Offenbar so gut, dass die Darbietungen den vielen Zuhörern in der Kursana-Pflegeeinrichtung immer wieder ein Lächeln ins Gesicht zauberten. Mehrfach öffneten die Pflegekräfte die Fenster, damit die Musiker den Applaus der Bewohner auch hören konnten, wenn Stücke wie „Preußens Gloria“, „Gut gelaunt“ oder „Trocadero Mambo“ erklangen: Spielleute-Musik aller Stilrichtungen.
Die Bewohner wurden innerhalb des Heims – natürlich ebenfalls auflagengerecht – so hinter ihren Fenstern und auf Balkonen positioniert, dass alle den Innenhof sehen konnten und den Spielmannszügen zuhören konnten. Auch auf der Zuhörerseite muss die Einhaltung der Vorschriften selbstverständlich gewährleistet sein.
Mit selbstgebastelten Geschenken von den Nachwuchsmusikern, die diese vor dem Gebäude ablegten, gab es eine weitere Überraschung für die Senioren.
Der Auftritt war für alle beteiligten etwas Spezielles – ganz besonders aber für Nick Veith vom Spielmannszug TV Gosenbach, der zum Auftakt des Konzerts sein „Freiluft-Debüt“ als Tambourmajor gab.

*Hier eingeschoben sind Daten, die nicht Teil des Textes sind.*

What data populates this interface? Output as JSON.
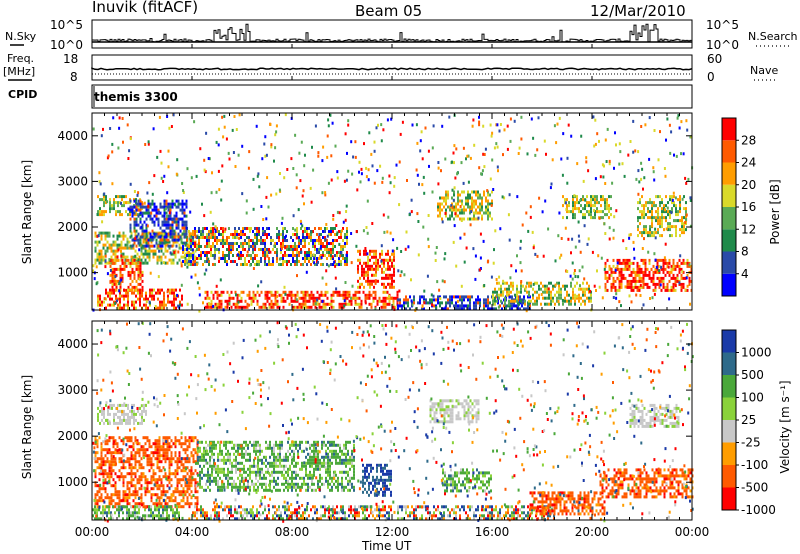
{
  "header": {
    "station": "Inuvik (fitACF)",
    "beam": "Beam 05",
    "date": "12/Mar/2010"
  },
  "panels": {
    "nsky_label": "N.Sky",
    "nsearch_label": "N.Search",
    "nsky_ticks": [
      "10^5",
      "10^0"
    ],
    "nsearch_ticks": [
      "10^5",
      "10^0"
    ],
    "freq_label_1": "Freq.",
    "freq_label_2": "[MHz]",
    "freq_ticks": [
      "18",
      "8"
    ],
    "nave_label": "Nave",
    "nave_ticks": [
      "60",
      "0"
    ],
    "cpid_label": "CPID",
    "cpid_value": "themis 3300"
  },
  "colors": {
    "power": [
      "#0000ff",
      "#2a4aa8",
      "#1f8a4a",
      "#5aaa55",
      "#d9d92a",
      "#ff9d00",
      "#ff5a00",
      "#ff0000"
    ],
    "velocity": [
      "#ff0000",
      "#ff5a00",
      "#ff9d00",
      "#c8c8c8",
      "#8ad23a",
      "#4aa83a",
      "#2e6a8a",
      "#1a3aa8"
    ]
  },
  "chart_data": [
    {
      "type": "heatmap",
      "name": "power",
      "ylabel": "Slant Range [km]",
      "yticks": [
        1000,
        2000,
        3000,
        4000
      ],
      "ylim": [
        180,
        4500
      ],
      "xlim": [
        0,
        24
      ],
      "xticks": [
        "00:00",
        "04:00",
        "08:00",
        "12:00",
        "16:00",
        "20:00",
        "00:00"
      ],
      "colorbar_label": "Power [dB]",
      "colorbar_ticks": [
        "28",
        "24",
        "20",
        "16",
        "12",
        "8",
        "4"
      ]
    },
    {
      "type": "heatmap",
      "name": "velocity",
      "ylabel": "Slant Range [km]",
      "yticks": [
        1000,
        2000,
        3000,
        4000
      ],
      "ylim": [
        180,
        4500
      ],
      "xlim": [
        0,
        24
      ],
      "xticks": [
        "00:00",
        "04:00",
        "08:00",
        "12:00",
        "16:00",
        "20:00",
        "00:00"
      ],
      "xlabel": "Time UT",
      "colorbar_label": "Velocity [m s⁻¹]",
      "colorbar_ticks": [
        "1000",
        "500",
        "100",
        "25",
        "-25",
        "-100",
        "-500",
        "-1000"
      ]
    }
  ]
}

Nächster Auftritt in Planung

Zum Abschluss gab es dann auch nochmal ein großes Dankeschön der Heimleitung und des Pflegepersonals an alle für den schönen Auftritt und die damit verbundene Abwechselung für die Bewohner vom Alltag im Heim. Nach den positiv aufgenommenen Fensterkonzerten im vergangenen Jahr war auch dieser wieder ein rundum gelungener Auftritt, der hoffentlich viele Nachahmer findet, um die Menschen mit Musik zu begeistern, aber auch sich selbst als musiktreibendem Verein die Möglichkeit bietet, endlich wieder in der Öffentlichkeit aufzutreten.
Auch wenn sich nicht jeder Musiker und jede Musikerin der beiden Vereine derzeit wohlfühlt bei dem Gedanken, mit anderen gemeinsam zu musizieren, so ist für die, die wollen und können, jedenfalls klar: Das nächste Konzert dieser Art wird geplant.